Corrie ten Boom was a remarkable woman. Her Dutch family took great and costly risks to hide Jews from the Nazis during the occupation of the Netherlands in World War II. Helping a number of Jewish neighbors to escape, the Ten Booms were determine to provide a hiding place while the German Gestapo and Dutch collaborators hunted them.
Betrayed by a Dutch informer, the entire family was arrested on February 28, 1944. Corrie and her sister, Betsie, were transported to several camps until arriving at the infamous Ravensbrück women’s labor camp. They endured the horrors of their captivity while leading worship services with a Bible they had snuck into the camp. Betsie grew weaker and it became obvious that she would not survive. On December 16, 1944, Betsie ten Boom died. Just before slipping away, she told her sister: “There is no pit so deep that God is not deeper still.”
Corrie would learn of the death of her father and other family members. After the war, she returned home to set up a rehabilitation center for camp survivors and collaborators. Traveling the world to tell her story, she even came face to face with one of her guards. She overcame her feelings of anger and resentment to offer the man forgiveness.

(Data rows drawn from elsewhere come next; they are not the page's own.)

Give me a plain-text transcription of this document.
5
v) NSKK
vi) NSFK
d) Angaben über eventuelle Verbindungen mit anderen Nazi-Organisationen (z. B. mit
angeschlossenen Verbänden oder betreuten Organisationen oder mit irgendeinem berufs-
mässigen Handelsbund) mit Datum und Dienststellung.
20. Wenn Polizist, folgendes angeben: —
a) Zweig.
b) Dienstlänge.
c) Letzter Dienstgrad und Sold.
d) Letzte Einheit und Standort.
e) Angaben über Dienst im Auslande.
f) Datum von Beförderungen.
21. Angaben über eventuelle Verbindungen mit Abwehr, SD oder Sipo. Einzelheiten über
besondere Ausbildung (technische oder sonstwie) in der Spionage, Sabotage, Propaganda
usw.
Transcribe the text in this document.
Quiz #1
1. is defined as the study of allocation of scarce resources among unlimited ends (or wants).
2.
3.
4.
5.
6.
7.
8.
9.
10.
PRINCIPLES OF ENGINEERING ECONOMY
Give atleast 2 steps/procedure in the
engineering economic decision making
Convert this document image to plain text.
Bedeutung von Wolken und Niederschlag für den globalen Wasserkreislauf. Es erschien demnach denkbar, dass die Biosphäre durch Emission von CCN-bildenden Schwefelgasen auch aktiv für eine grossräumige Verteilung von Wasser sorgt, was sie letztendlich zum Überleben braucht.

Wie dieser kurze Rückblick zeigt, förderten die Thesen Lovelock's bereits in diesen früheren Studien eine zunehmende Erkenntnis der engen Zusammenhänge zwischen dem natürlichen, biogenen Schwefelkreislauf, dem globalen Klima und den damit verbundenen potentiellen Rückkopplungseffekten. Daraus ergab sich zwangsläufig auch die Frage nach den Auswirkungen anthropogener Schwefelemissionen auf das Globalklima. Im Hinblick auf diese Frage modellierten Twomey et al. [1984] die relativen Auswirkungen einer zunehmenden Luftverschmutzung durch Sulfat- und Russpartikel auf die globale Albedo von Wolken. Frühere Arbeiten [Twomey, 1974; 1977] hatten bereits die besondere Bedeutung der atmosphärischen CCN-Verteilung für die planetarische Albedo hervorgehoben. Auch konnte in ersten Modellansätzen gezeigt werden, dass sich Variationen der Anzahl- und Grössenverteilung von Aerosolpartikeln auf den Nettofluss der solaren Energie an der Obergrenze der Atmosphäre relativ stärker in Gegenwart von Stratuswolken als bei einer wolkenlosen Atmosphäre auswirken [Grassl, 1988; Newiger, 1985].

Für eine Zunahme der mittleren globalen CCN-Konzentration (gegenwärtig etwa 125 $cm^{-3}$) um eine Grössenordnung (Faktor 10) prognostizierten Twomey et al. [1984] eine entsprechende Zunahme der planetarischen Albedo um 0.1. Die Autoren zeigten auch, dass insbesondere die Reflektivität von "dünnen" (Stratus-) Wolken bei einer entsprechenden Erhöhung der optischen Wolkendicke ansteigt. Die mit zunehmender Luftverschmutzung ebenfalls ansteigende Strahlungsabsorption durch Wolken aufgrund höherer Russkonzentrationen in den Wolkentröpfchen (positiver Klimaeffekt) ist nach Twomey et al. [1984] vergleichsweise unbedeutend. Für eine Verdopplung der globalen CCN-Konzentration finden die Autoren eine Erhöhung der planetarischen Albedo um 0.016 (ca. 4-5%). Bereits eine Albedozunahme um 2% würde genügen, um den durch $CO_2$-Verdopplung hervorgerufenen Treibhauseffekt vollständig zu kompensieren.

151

She had a victorious perspective of a life of suffering and hardship. She chose to trust God with a larger picture than she could see. One of her poems demonstrates her amazing faith:
“My life is but a weaving between God and me.
I cannot choose the colors He weaveth steadily.
Oft times He weaveth sorrow; and I in foolish pride
Forget He sees the upper and I the underside.”
Few of us will ever be exposed to such deprivation and devastation. Even so, we can choose to trust the Weaver of our tapestry. O God, help us to lean on You!